Combining results from multiple experiments to estimate program-level effects, heterogeneity, and publication-bias-adjusted truth.

What Is Meta-Analysis of Experiments?

Meta-analysis aggregates results across many experiments to answer questions no single test can: "Does this pattern work on average?", "How much does it vary across contexts?", and "What is the base rate of winners in our program?" For experimentation teams that have run dozens to hundreds of tests, meta-analysis turns the archive from a museum into a prediction engine.

Also Known As

  • Data science: cross-experiment analysis, hierarchical meta-analysis
  • Growth: program-level learning, portfolio analysis
  • Marketing: pattern mining across tests
  • Engineering: aggregated effect estimation

How It Works

You collect effect sizes and standard errors from 40 past tests on homepage hero changes. Fit a random-effects meta-analysis model: pooled effect = +1.8% [95% CI: +0.9%, +2.7%], between-test standard deviation tau = 2.5%. Interpretation: on average, hero changes lift conversion ~2%, but heterogeneity is large — any given test could return anywhere from -3% to +7% with reasonable probability. Base rate of "real winners" in this class is ~45%. Next time a stakeholder argues that a new hero change will lift conversion 10%, the prior says otherwise.

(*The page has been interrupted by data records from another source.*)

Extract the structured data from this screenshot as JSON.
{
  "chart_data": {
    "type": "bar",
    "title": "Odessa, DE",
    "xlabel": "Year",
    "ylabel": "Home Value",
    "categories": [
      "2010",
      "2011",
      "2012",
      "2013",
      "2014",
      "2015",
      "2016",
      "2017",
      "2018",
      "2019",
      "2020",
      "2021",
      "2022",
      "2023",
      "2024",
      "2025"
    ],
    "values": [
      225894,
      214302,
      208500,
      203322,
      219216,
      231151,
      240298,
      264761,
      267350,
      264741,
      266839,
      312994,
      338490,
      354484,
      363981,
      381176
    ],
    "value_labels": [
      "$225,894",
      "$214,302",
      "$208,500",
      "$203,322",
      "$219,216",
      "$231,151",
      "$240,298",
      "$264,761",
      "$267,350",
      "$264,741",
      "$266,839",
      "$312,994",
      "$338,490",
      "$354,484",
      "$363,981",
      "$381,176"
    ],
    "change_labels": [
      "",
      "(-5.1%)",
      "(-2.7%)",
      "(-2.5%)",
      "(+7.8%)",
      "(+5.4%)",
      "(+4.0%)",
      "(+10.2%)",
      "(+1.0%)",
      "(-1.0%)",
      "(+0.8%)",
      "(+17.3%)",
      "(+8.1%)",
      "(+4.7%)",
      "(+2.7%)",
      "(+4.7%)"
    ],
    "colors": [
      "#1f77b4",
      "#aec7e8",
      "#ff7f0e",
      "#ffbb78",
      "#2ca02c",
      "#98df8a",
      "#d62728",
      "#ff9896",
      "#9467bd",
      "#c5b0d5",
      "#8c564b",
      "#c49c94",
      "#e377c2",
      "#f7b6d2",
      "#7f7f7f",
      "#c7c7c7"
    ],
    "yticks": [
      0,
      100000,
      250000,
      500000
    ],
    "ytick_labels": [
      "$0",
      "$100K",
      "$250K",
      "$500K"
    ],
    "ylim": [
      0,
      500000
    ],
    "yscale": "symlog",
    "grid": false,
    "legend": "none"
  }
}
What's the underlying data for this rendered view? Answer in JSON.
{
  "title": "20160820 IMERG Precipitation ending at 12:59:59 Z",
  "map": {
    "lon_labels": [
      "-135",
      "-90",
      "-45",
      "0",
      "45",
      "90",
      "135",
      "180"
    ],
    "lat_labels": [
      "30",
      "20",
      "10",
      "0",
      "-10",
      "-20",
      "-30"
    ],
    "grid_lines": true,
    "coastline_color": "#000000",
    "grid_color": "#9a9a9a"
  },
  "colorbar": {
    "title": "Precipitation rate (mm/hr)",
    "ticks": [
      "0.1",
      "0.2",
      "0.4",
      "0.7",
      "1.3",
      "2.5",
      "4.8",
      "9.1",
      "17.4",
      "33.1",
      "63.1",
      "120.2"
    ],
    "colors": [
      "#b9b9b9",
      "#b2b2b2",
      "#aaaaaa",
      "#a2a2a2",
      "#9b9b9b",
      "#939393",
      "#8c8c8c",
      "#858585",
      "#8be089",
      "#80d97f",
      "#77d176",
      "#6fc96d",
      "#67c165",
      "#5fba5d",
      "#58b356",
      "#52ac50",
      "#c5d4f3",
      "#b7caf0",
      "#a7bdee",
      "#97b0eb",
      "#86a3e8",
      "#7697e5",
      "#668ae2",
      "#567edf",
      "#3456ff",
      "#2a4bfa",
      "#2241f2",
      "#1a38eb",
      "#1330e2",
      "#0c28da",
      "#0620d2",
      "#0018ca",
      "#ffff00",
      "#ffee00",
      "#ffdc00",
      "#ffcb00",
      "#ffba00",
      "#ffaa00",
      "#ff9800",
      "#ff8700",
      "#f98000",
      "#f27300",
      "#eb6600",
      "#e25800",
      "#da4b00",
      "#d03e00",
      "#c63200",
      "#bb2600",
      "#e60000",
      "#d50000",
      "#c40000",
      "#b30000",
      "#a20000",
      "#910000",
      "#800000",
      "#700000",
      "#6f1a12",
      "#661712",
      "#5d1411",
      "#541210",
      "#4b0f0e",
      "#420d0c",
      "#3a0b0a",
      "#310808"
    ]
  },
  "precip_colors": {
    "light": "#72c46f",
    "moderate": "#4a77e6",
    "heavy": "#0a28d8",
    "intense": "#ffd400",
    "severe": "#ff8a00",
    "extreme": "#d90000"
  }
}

Meta-regression extends this by modeling effect as a function of test features (desktop vs mobile, product category, test duration) to find systematic moderators.

Best Practices

  • Log effect size, SE, and metadata for every test — the archive is only as good as its structure.
  • Use random-effects models unless you have strong reason to assume constant effects (you don't).
  • Check for publication bias — are "failed" tests actually logged, or do they disappear?
  • Report heterogeneity (I² or tau) alongside pooled effects. An average hides everything.
  • Use meta-analytic priors for future test planning — this is where meta-analysis repays its cost.

Common Mistakes

  • Combining tests on incommensurable metrics. Adding effects across unrelated metrics gives nonsense.
  • Ignoring heterogeneity. A pooled "+2%" is misleading if half the tests lost and half won by 10%.
  • Not logging failures. Meta-analysis on only "significant" results wildly overestimates program effectiveness.

Industry Context

In SaaS/B2B, meta-analysis tells you which classes of test actually move the needle historically — invaluable for roadmap prioritization under traffic constraints. In ecommerce, it reveals which merchandising patterns are durable across seasons versus seasonal noise. In lead gen, meta-analysis across campaigns separates repeatable lifts from lucky one-offs.

The Behavioral Science Connection

Meta-analysis is the antidote to vividness bias — the tendency to overweight the single memorable win from last year. The archive is boring; the stories are exciting. Meta-analysis turns the archive into stories with honest statistics attached, resetting program priors toward reality.

Key Takeaway

Every mature experimentation program should have a meta-analysis practice. Without it, the team relearns the same lessons every 18 months, loses institutional memory during reorgs, and prices new tests based on the loudest story rather than the historical truth.